Probably the local stores handled butter and cheese much as the old country store did. Gerald Carson's prize-winning history of The Old Country Store describes a testing procedure for butter, since the cream was layered in tubs as it became available. A careful store owner would plunge his butter borer deep into the tub, "…giving it a circular twist, and deftly removing the core, which revealed all the strata. He then applied a sound organoleptic test—a brisk lick of the tongue and a cautious sniff.

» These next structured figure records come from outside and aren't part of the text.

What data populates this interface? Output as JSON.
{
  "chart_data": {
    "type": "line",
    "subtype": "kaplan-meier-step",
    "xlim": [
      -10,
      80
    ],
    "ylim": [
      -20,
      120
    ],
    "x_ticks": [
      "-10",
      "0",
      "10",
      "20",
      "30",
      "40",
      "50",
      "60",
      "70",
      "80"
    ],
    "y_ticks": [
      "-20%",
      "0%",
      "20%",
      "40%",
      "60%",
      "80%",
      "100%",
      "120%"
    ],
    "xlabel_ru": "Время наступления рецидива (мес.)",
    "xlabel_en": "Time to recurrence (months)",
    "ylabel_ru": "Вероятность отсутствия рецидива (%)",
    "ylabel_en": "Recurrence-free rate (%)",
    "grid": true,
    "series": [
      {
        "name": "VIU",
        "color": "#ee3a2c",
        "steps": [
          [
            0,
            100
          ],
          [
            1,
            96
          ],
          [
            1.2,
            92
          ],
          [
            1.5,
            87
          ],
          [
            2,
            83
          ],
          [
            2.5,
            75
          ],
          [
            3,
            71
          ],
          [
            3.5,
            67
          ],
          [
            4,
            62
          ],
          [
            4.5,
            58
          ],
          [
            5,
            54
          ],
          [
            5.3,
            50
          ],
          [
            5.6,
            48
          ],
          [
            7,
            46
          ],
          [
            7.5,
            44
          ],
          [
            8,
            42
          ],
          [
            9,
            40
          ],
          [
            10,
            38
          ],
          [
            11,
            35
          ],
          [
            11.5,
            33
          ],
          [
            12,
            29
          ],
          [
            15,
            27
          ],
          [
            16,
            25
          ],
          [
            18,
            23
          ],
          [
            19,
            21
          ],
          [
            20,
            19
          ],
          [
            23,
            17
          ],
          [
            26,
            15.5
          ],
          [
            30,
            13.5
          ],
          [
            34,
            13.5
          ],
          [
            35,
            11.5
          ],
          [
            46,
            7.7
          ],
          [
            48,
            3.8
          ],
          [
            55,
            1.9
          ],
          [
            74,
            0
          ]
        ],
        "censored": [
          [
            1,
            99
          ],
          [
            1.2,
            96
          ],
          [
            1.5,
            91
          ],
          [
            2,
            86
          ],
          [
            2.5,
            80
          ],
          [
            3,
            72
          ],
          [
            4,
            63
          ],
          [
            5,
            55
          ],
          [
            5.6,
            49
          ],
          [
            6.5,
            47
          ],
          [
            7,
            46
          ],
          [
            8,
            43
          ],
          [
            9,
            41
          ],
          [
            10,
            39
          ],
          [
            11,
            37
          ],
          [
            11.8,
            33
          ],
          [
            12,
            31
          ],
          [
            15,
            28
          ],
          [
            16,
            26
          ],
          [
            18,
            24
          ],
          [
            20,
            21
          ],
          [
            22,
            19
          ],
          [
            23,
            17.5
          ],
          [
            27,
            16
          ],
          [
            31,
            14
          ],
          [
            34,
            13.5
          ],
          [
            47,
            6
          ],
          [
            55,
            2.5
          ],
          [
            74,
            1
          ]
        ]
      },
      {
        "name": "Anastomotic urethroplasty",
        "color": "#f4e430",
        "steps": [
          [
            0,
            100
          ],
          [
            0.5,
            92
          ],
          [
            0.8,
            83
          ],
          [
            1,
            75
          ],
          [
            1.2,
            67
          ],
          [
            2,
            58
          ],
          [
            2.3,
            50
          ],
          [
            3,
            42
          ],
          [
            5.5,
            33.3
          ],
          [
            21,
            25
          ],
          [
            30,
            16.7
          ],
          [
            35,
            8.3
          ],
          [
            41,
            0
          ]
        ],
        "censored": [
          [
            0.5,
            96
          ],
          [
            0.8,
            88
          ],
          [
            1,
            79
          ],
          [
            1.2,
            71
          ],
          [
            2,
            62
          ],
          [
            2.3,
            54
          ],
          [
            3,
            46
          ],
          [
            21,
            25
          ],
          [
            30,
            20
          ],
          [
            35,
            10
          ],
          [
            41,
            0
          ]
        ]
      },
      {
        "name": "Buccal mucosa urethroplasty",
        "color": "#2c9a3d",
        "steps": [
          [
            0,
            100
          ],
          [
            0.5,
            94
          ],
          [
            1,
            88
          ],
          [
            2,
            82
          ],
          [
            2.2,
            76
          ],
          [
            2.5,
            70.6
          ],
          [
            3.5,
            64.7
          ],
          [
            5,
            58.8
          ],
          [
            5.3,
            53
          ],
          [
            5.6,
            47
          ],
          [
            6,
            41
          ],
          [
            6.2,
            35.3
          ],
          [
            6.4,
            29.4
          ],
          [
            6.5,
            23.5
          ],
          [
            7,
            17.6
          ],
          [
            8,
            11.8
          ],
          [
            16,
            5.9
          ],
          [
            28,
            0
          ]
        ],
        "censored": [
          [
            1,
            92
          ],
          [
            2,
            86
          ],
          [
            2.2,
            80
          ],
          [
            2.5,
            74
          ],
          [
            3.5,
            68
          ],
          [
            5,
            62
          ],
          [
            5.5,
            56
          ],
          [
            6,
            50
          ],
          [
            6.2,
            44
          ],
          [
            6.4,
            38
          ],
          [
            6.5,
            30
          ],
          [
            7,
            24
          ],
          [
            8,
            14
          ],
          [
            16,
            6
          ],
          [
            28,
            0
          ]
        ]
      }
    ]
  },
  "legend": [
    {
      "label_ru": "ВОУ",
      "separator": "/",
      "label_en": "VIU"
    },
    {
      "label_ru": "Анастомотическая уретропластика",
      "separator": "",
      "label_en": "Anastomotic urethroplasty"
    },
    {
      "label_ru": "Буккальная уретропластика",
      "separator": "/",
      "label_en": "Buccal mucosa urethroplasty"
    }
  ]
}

He replaced the column of butter, withdrew the tester, and smoothed over the top with his thumb."

And every good store had a cheese safe "to keep the flies and mice away from the store cheese," and some featured a cheese board with a glass bell that was raised and lowered by chain and counterweight.

In 1856 Gail Borden, a Central New York dairyman and self-styled "doctor" who held that, "It is no use to be a doctor unless you put on the airs of one," invented a practical vacuum condenser that made possible canned condensed milk. It helped win the Civil War and, if we are to believe the inventor's corporate descendant, brought contentment to legions of cows.

The liquid milk that made its way to market was often from diseased cows, was contaminated, or was allowed to rise to temperatures that bred disease. Even in the age of Pasteur, a century ago, children under the age of five in Rochester and other urban centers were particularly common victims of "the summer complaint" from which one-third of them died. The clean-milk heroics of the City Health Department's Dr. George Goler reduced that toll to about one-fifth by the turn of the century. But that's a story for another time.